C’est il y a trente mille ans. Près d’une forêt dense et sombre, la tribu des filles de la Louve se tient dans une vaste caverne aux grottes et souterrains innombrables. Voilà des siècles et des siècles que les filles de la Louve, femmes groupées en un clan rigide, vivent à l’écart des hommes qu’elles ne rejoignent qu’une fois l’an, lorsque les nouvelles pousses viennent aux arbres. Elles s’enfuient ensuite vers leur demeure inexpugnable, portant dans leurs seins les fruits d’unions brutales et sans volupté. Des enfants qui viennent, elles tuent les mâles et éduquent les femelles selon leurs règles dures.
Elles en font des chasseresses audacieuses comme elles-mêmes, des guerrières qui se mesurent sans crainte avec les grands fauves, et qui apportent sur leur dos robuste la bête quotidiennement tuée, pour nourrir les vieilles et les enfants. Dans la tribu, il en est pourtant que la faiblesse retient constamment près des feux du gîte. Celles-là ont d’autres soucis.
On leur a transmis, en effet, un art de la volupté. C’est que les filles de la Louve n’éprouvent point d’émotion avec l’homme, mais vibrent, comme des feuilles sous le vent, aux caresses délicates de celles de leurs sœurs qui sont, en cette tribu, chargées de l’amour et de ses joies.
Or, ce matin-là, Doa la rousse, avant de partir pour la chasse, essayait distraitement l’épieu qu’elle projetait à l’accoutumée, comme une force de la nature, au thorax des bêtes hargneuses, les mettant toujours à mort d’un seul coup. Elle pensait aux joies que lui avaient offertes la veille la douce Adir, la plus habile des donneuses de délices. Et Doa regrettait de partir se battre avec l’ours ou l’auroch, quand il eût été si charmant de reposer, avec Adir à la peau blanche et douce, dans la grotte mystérieuse, tapissée de mousses sèches, où l’amour était si émouvant.
Mais la règle était de ne pas recourir aux porteuses de caresses qu’après avoir enrichi le clan de trois quartiers de venaison. Là était d’abord le devoir. Et Doa partit.
Cependant, au sein des bois, le souci du désir la tenaillait obstinément sous sa courte vêture de peau. Elle était ardente et insatisfaite et pensait sans cesse à Adir aux mains et aux baisers plus doux que le miel. Aussi, le soir venu, rentra-t-elle les mains vides.

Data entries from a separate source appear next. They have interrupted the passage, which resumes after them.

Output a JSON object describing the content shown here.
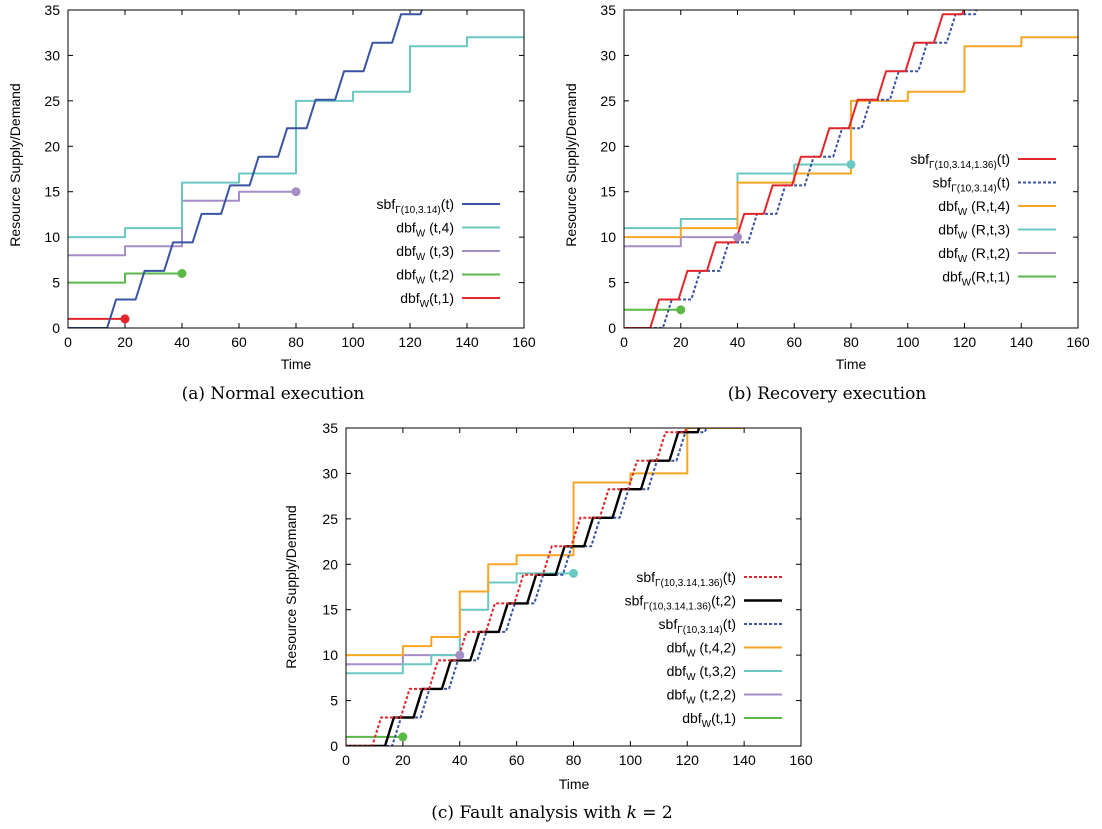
{
  "colors": {
    "red": "#e3262b",
    "blue": "#3a53a4",
    "cyan": "#69c9c0",
    "purple": "#a58dc5",
    "green": "#5ab947",
    "orange": "#f5a623",
    "black": "#000000"
  },
  "chart_data": [
    {
      "id": "a",
      "type": "line",
      "title": "",
      "caption": "(a) Normal execution",
      "xlabel": "Time",
      "ylabel": "Resource Supply/Demand",
      "xlim": [
        0,
        160
      ],
      "ylim": [
        0,
        35
      ],
      "xticks": [
        "0",
        "20",
        "40",
        "60",
        "80",
        "100",
        "120",
        "140",
        "160"
      ],
      "yticks": [
        "0",
        "5",
        "10",
        "15",
        "20",
        "25",
        "30",
        "35"
      ],
      "legend_position": "center-right",
      "series": [
        {
          "key": "sbf",
          "label": {
            "main": "sbf",
            "sub": "Γ(10,3.14)",
            "suffix": "(t)"
          },
          "color": "#3a53a4",
          "style": "solid",
          "width": 2,
          "kind": "sbf",
          "params": {
            "P": 10,
            "Q": 3.14,
            "d": 0
          }
        },
        {
          "key": "dbf4",
          "label": {
            "main": "dbf",
            "sub": "W",
            "suffix": " (t,4)"
          },
          "color": "#69c9c0",
          "style": "solid",
          "width": 2,
          "kind": "step",
          "points": [
            [
              0,
              10
            ],
            [
              20,
              10
            ],
            [
              20,
              11
            ],
            [
              40,
              11
            ],
            [
              40,
              16
            ],
            [
              60,
              16
            ],
            [
              60,
              17
            ],
            [
              80,
              17
            ],
            [
              80,
              25
            ],
            [
              100,
              25
            ],
            [
              100,
              26
            ],
            [
              120,
              26
            ],
            [
              120,
              31
            ],
            [
              140,
              31
            ],
            [
              140,
              32
            ],
            [
              160,
              32
            ]
          ]
        },
        {
          "key": "dbf3",
          "label": {
            "main": "dbf",
            "sub": "W",
            "suffix": " (t,3)"
          },
          "color": "#a58dc5",
          "style": "solid",
          "width": 2,
          "kind": "step",
          "points": [
            [
              0,
              8
            ],
            [
              20,
              8
            ],
            [
              20,
              9
            ],
            [
              40,
              9
            ],
            [
              40,
              14
            ],
            [
              60,
              14
            ],
            [
              60,
              15
            ],
            [
              80,
              15
            ]
          ],
          "end_marker": [
            80,
            15
          ]
        },
        {
          "key": "dbf2",
          "label": {
            "main": "dbf",
            "sub": "W",
            "suffix": " (t,2)"
          },
          "color": "#5ab947",
          "style": "solid",
          "width": 2,
          "kind": "step",
          "points": [
            [
              0,
              5
            ],
            [
              20,
              5
            ],
            [
              20,
              6
            ],
            [
              40,
              6
            ]
          ],
          "end_marker": [
            40,
            6
          ]
        },
        {
          "key": "dbf1",
          "label": {
            "main": "dbf",
            "sub": "W",
            "suffix": "(t,1)"
          },
          "color": "#e3262b",
          "style": "solid",
          "width": 2,
          "kind": "step",
          "points": [
            [
              0,
              1
            ],
            [
              20,
              1
            ]
          ],
          "end_marker": [
            20,
            1
          ]
        }
      ]
    },
    {
      "id": "b",
      "type": "line",
      "title": "",
      "caption": "(b) Recovery execution",
      "xlabel": "Time",
      "ylabel": "Resource Supply/Demand",
      "xlim": [
        0,
        160
      ],
      "ylim": [
        0,
        35
      ],
      "xticks": [
        "0",
        "20",
        "40",
        "60",
        "80",
        "100",
        "120",
        "140",
        "160"
      ],
      "yticks": [
        "0",
        "5",
        "10",
        "15",
        "20",
        "25",
        "30",
        "35"
      ],
      "legend_position": "center-right",
      "series": [
        {
          "key": "sbfR",
          "label": {
            "main": "sbf",
            "sub": "Γ(10,3.14,1.36)",
            "suffix": "(t)"
          },
          "color": "#e3262b",
          "style": "solid",
          "width": 2,
          "kind": "sbf",
          "params": {
            "P": 10,
            "Q": 3.14,
            "d": -4.5
          }
        },
        {
          "key": "sbf",
          "label": {
            "main": "sbf",
            "sub": "Γ(10,3.14)",
            "suffix": "(t)"
          },
          "color": "#3a53a4",
          "style": "dashed",
          "width": 2,
          "kind": "sbf",
          "params": {
            "P": 10,
            "Q": 3.14,
            "d": 0
          }
        },
        {
          "key": "dbf4",
          "label": {
            "main": "dbf",
            "sub": "W",
            "suffix": " (R,t,4)"
          },
          "color": "#f5a623",
          "style": "solid",
          "width": 2,
          "kind": "step",
          "points": [
            [
              0,
              10
            ],
            [
              20,
              10
            ],
            [
              20,
              11
            ],
            [
              40,
              11
            ],
            [
              40,
              16
            ],
            [
              60,
              16
            ],
            [
              60,
              17
            ],
            [
              80,
              17
            ],
            [
              80,
              25
            ],
            [
              100,
              25
            ],
            [
              100,
              26
            ],
            [
              120,
              26
            ],
            [
              120,
              31
            ],
            [
              140,
              31
            ],
            [
              140,
              32
            ],
            [
              160,
              32
            ]
          ]
        },
        {
          "key": "dbf3",
          "label": {
            "main": "dbf",
            "sub": "W",
            "suffix": " (R,t,3)"
          },
          "color": "#69c9c0",
          "style": "solid",
          "width": 2,
          "kind": "step",
          "points": [
            [
              0,
              11
            ],
            [
              20,
              11
            ],
            [
              20,
              12
            ],
            [
              40,
              12
            ],
            [
              40,
              17
            ],
            [
              60,
              17
            ],
            [
              60,
              18
            ],
            [
              80,
              18
            ]
          ],
          "end_marker": [
            80,
            18
          ]
        },
        {
          "key": "dbf2",
          "label": {
            "main": "dbf",
            "sub": "W",
            "suffix": " (R,t,2)"
          },
          "color": "#a58dc5",
          "style": "solid",
          "width": 2,
          "kind": "step",
          "points": [
            [
              0,
              9
            ],
            [
              20,
              9
            ],
            [
              20,
              10
            ],
            [
              40,
              10
            ]
          ],
          "end_marker": [
            40,
            10
          ]
        },
        {
          "key": "dbf1",
          "label": {
            "main": "dbf",
            "sub": "W",
            "suffix": "(R,t,1)"
          },
          "color": "#5ab947",
          "style": "solid",
          "width": 2,
          "kind": "step",
          "points": [
            [
              0,
              2
            ],
            [
              20,
              2
            ]
          ],
          "end_marker": [
            20,
            2
          ]
        }
      ]
    },
    {
      "id": "c",
      "type": "line",
      "title": "",
      "caption": "(c) Fault analysis with ",
      "caption_k": "k",
      "caption_rest": " = 2",
      "xlabel": "Time",
      "ylabel": "Resource Supply/Demand",
      "xlim": [
        0,
        160
      ],
      "ylim": [
        0,
        35
      ],
      "xticks": [
        "0",
        "20",
        "40",
        "60",
        "80",
        "100",
        "120",
        "140",
        "160"
      ],
      "yticks": [
        "0",
        "5",
        "10",
        "15",
        "20",
        "25",
        "30",
        "35"
      ],
      "legend_position": "center-right",
      "series": [
        {
          "key": "sbfR",
          "label": {
            "main": "sbf",
            "sub": "Γ(10,3.14,1.36)",
            "suffix": "(t)"
          },
          "color": "#e3262b",
          "style": "dashed",
          "width": 2,
          "kind": "sbf",
          "params": {
            "P": 10,
            "Q": 3.14,
            "d": -4.5
          }
        },
        {
          "key": "sbf2",
          "label": {
            "main": "sbf",
            "sub": "Γ(10,3.14,1.36)",
            "suffix": "(t,2)"
          },
          "color": "#000000",
          "style": "solid",
          "width": 2.4,
          "kind": "sbf",
          "params": {
            "P": 10,
            "Q": 3.14,
            "d": 0
          }
        },
        {
          "key": "sbf",
          "label": {
            "main": "sbf",
            "sub": "Γ(10,3.14)",
            "suffix": "(t)"
          },
          "color": "#3a53a4",
          "style": "dashed",
          "width": 2,
          "kind": "sbf",
          "params": {
            "P": 10,
            "Q": 3.14,
            "d": 2.5
          }
        },
        {
          "key": "dbf4",
          "label": {
            "main": "dbf",
            "sub": "W",
            "suffix": " (t,4,2)"
          },
          "color": "#f5a623",
          "style": "solid",
          "width": 2,
          "kind": "step",
          "points": [
            [
              0,
              10
            ],
            [
              20,
              10
            ],
            [
              20,
              11
            ],
            [
              30,
              11
            ],
            [
              30,
              12
            ],
            [
              40,
              12
            ],
            [
              40,
              17
            ],
            [
              50,
              17
            ],
            [
              50,
              20
            ],
            [
              60,
              20
            ],
            [
              60,
              21
            ],
            [
              80,
              21
            ],
            [
              80,
              29
            ],
            [
              100,
              29
            ],
            [
              100,
              30
            ],
            [
              120,
              30
            ],
            [
              120,
              35
            ],
            [
              140,
              35
            ]
          ]
        },
        {
          "key": "dbf3",
          "label": {
            "main": "dbf",
            "sub": "W",
            "suffix": " (t,3,2)"
          },
          "color": "#69c9c0",
          "style": "solid",
          "width": 2,
          "kind": "step",
          "points": [
            [
              0,
              8
            ],
            [
              20,
              8
            ],
            [
              20,
              9
            ],
            [
              30,
              9
            ],
            [
              30,
              10
            ],
            [
              40,
              10
            ],
            [
              40,
              15
            ],
            [
              50,
              15
            ],
            [
              50,
              18
            ],
            [
              60,
              18
            ],
            [
              60,
              19
            ],
            [
              80,
              19
            ]
          ],
          "end_marker": [
            80,
            19
          ]
        },
        {
          "key": "dbf2",
          "label": {
            "main": "dbf",
            "sub": "W",
            "suffix": " (t,2,2)"
          },
          "color": "#a58dc5",
          "style": "solid",
          "width": 2,
          "kind": "step",
          "points": [
            [
              0,
              9
            ],
            [
              20,
              9
            ],
            [
              20,
              10
            ],
            [
              40,
              10
            ]
          ],
          "end_marker": [
            40,
            10
          ]
        },
        {
          "key": "dbf1",
          "label": {
            "main": "dbf",
            "sub": "W",
            "suffix": "(t,1)"
          },
          "color": "#5ab947",
          "style": "solid",
          "width": 2,
          "kind": "step",
          "points": [
            [
              0,
              1
            ],
            [
              20,
              1
            ]
          ],
          "end_marker": [
            20,
            1
          ]
        }
      ]
    }
  ]
}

Elle avait trop rêvé de l’amour et pas assez à la chasse. Elle n’ignorait point la règle du clan, mais éprouva cependant un regret aigu en voyant que sa rivale Vaï avait tué et rapporté un sanglier. C’est que Vaï seule aurait droit ce soir-là aux joies offertes par Adir.
Mais, au milieu de la nuit, brûlée de désirs, le corps en sueur et agité de frissons convulsifs, Doa, n’y tenant plus, gagna, malgré les défenses, la grotte où se tenait la blanche créatrice de frissons. Un tison dans une cagette oblongue, brûlant avec lenteur parmi des broussailles fines et enroulées, jetait une clarté légère sur la forme robuste et velue de Vaï, comme sur la serpentine et luisante chair d’Adir.
Doa se jeta sur le lit de mousses en clamant :
— À moi, Adir !
L’âme des femmes était déjà, il y a trente mille ans, complexe et subtile comme de nos jours, car Vaï ne se plaignait point, ne saisit point sa massue contre l’intruse et se mit à rire doucement. Ce fut même elle qui s’élança pour accueillir la survenante, malgré la prêtresse, irritée qu’on sût retrouver sans elle les secrets du désir. Vaï accueillit donc Doa, répandit le plaisir en son cœur, l’émut comme frappe la foudre et s’en fit aimer.
Peu après, Doa et Vaï, des filles de la Louve, s’épousèrent même et ne voulurent plus de ce jour revoir les hommes.